Philip Wood Lett (May 4, 1922 – June 6, 2014) was an American armored fighting vehicle engineer that lead the Chrysler Defense design team in the XM1 tank program, whose work resulted in the M1 Abrams tank currently in service with the U.S. Army.

== Biography ==
Philip Wood Lett was born on May 4, 1922, in Newton, Alabama, to mother Lily Octavia Kennedy and Philip Wood Lett Sr. After his first job of picking cotton, Lett joined the U.S. Army during WWII and served with the Army Corps of Engineers. After the war, Lett graduated from Alabama Polytechnic Institute (currently called Auburn) in 1944 with a B. S. degree in mechanical engineering, before receiving a master's degree in engineering from the University of Alabama in 1947. He completed his education in 1951 by earning a PhD in mechanical engineering from the University of Michigan.

Lett joined Chrysler Defense in 1950, and became involved in the design and development of the M48 main battle tank (MBT). As project engineer, Lett supervised the technical design and coordinated with the Army in the testing and evaluation process. In 1954, Lett became chief engineer and led the design and development of the Army's next MBT, the M60 tank.

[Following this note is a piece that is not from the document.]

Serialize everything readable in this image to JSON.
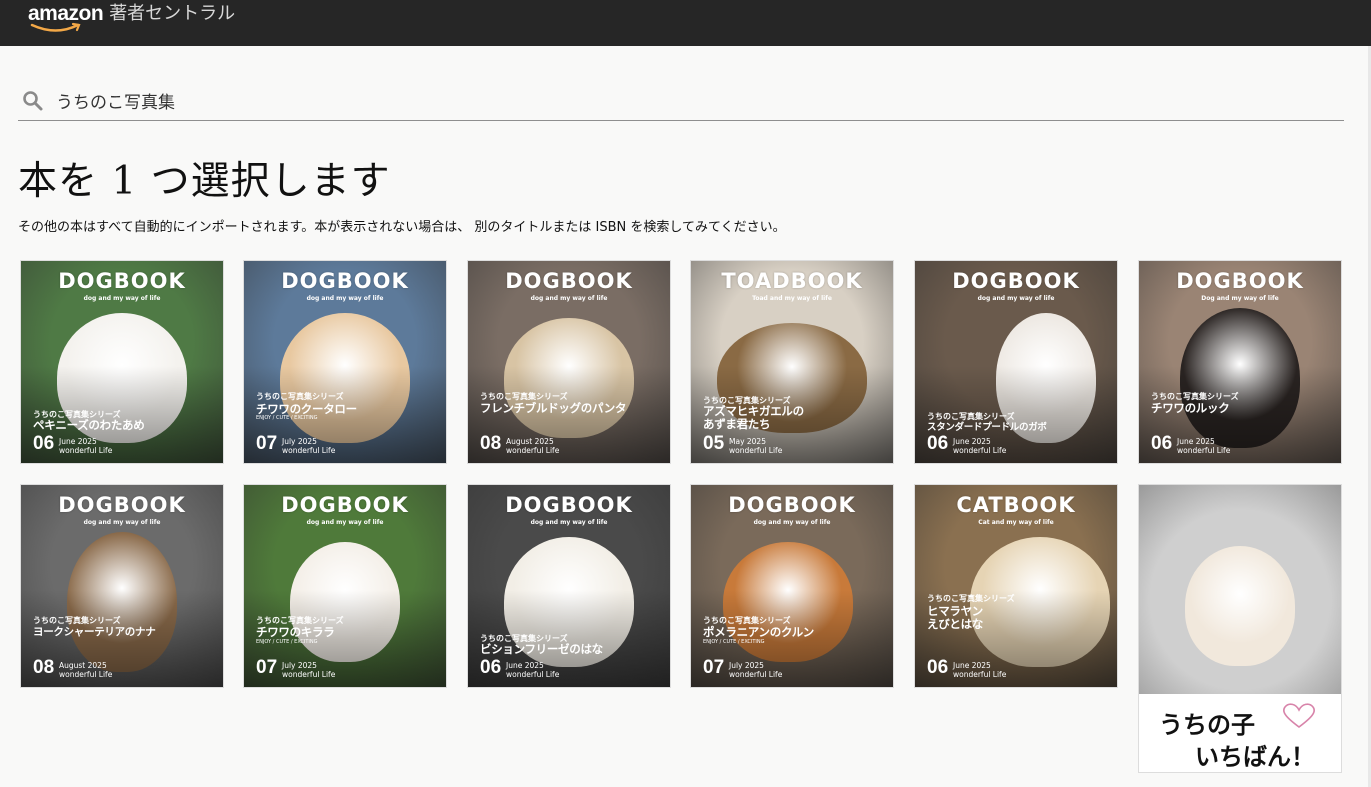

In 1972, the Army began the XM1 tank program, and in June 1973 awarded contracts to General Motors and Chrysler Defense to construct prototype vehicles. Lett led the Chrysler Defence team in the competition, in which the Chrysler XM1 design in won the Army contract for Full Scale Engineering Development in November 1976. Lett continued to lead the M1's development until 1987.

He was married to Katy Lee Howell from June 26, 1948, until her death on February 6, 2006. He died on June 6, 2014.